Verso una nuova era del calcolo: cosa aspettarsi
L’accordo da 38 miliardi con Amazon rappresenta un passo molto importante nella transizione infrastrutturale di OpenAI: da cliente “dipendente” a orchestratore di una rete di risorse eterogenee.
Il modello multi-cloud e la strategia Stargate indicano che l’AI del futuro non sarà vincolata a un solo fornitore, bensì sorretta da alleanze flessibili e modulari.
Resta da vedere se la crescita esponenziale degli investimenti – infrastrutturali, energetici e umani – potrà essere sostenuta da ritorni economici e da un ecosistema regolato che ne limiti i rischi.
L’alleanza delle Big Tech: un oligopolio globale travestito da progresso?
Dietro la notizia dell’accordo da 38 miliardi tra OpenAI e Amazon si intravede un disegno più ampio: la costruzione di un oligopolio tecnologico americano. Le grandi aziende USA – da Microsoft ad Amazon, da Google a Meta – stanno unendo le forze per monopolizzare le infrastrutture dell’intelligenza artificiale e del cloud computing, riducendo drasticamente lo spazio per la concorrenza globale. Unica esclusa, la Cina.
Questo intreccio di alleanze, apparentemente strategico e innovativo, rischia invece di cristallizzare il potere tecnologico nelle mani di poche multinazionali statunitensi, escludendo startup, Paesi emergenti e persino alleati occidentali dalla possibilità di sviluppare ecosistemi indipendenti.
Mentre l’Europa discute di regolamenti e il resto del mondo rincorre, gli Stati Uniti consolidano il proprio dominio infrastrutturale sull’AI, definendo non solo le regole economiche ma anche quelle etiche e geopolitiche del futuro digitale.
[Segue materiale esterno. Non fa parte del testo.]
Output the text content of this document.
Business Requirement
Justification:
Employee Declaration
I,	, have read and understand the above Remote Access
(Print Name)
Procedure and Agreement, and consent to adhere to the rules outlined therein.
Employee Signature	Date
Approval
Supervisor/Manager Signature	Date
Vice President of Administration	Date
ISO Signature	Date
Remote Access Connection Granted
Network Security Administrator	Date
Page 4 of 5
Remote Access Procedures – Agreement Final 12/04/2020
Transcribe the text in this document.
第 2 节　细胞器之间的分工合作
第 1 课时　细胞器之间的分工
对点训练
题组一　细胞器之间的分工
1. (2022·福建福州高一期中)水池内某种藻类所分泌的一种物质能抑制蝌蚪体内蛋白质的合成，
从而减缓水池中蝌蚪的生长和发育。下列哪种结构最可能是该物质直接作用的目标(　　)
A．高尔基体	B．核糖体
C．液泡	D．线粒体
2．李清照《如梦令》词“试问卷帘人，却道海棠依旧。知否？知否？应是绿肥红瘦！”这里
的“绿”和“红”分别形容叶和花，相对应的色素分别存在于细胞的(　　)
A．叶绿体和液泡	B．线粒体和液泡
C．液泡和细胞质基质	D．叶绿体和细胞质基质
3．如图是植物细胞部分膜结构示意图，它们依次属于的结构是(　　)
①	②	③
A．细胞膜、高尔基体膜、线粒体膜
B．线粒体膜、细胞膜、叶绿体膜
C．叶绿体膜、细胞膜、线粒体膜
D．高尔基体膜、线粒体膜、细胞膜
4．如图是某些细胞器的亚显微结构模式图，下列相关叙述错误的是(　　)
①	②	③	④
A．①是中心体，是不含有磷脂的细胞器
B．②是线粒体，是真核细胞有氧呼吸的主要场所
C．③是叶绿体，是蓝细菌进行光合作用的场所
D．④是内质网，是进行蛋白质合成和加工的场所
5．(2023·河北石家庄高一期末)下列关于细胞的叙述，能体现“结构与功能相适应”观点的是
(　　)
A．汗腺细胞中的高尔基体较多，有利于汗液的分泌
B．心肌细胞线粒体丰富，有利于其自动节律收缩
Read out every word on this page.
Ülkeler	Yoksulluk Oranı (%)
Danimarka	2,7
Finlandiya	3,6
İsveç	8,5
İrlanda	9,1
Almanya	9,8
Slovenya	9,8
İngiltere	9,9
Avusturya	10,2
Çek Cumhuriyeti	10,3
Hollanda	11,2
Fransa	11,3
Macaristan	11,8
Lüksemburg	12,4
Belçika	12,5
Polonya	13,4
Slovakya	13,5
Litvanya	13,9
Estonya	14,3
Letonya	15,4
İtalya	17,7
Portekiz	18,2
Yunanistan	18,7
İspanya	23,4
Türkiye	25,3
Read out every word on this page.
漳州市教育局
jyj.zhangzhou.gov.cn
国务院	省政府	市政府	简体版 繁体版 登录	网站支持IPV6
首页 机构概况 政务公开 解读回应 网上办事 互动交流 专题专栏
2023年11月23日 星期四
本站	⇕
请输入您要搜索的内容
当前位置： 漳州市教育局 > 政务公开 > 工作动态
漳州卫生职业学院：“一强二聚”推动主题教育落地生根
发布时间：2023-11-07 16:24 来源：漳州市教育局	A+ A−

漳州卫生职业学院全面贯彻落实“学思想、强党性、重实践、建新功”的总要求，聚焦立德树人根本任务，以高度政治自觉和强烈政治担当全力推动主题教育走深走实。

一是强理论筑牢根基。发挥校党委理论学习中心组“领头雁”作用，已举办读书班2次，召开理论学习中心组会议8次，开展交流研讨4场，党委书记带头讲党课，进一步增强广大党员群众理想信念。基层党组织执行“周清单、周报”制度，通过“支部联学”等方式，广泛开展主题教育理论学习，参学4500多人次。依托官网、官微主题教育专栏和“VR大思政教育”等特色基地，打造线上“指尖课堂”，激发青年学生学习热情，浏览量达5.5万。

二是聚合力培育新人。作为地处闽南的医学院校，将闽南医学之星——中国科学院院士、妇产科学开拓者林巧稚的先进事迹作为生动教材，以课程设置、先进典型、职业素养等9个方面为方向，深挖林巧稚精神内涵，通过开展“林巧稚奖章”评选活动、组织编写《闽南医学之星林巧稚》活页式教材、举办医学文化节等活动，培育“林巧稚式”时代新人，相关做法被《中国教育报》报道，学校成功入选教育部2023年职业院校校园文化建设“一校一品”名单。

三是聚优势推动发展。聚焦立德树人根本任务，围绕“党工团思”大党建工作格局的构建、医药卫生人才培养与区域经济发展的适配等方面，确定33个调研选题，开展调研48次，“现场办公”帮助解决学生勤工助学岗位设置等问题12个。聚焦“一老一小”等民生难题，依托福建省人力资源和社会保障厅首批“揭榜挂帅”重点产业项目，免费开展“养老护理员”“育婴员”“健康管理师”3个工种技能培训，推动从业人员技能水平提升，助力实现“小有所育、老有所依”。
L’accordo OpenAI-Amazon non è solo un investimento: è un segnale politico. E racconta di un mondo dell’intelligenza artificiale sempre più chiuso, concentrato e orientato a difendere il primato tecnologico di pochi, piuttosto che la libera innovazione di molti. Ma, forse, il mondo statunitense sta solo cercando di difendere il proprio primato dall’inarrestabile ascesa della tecnologia cinese.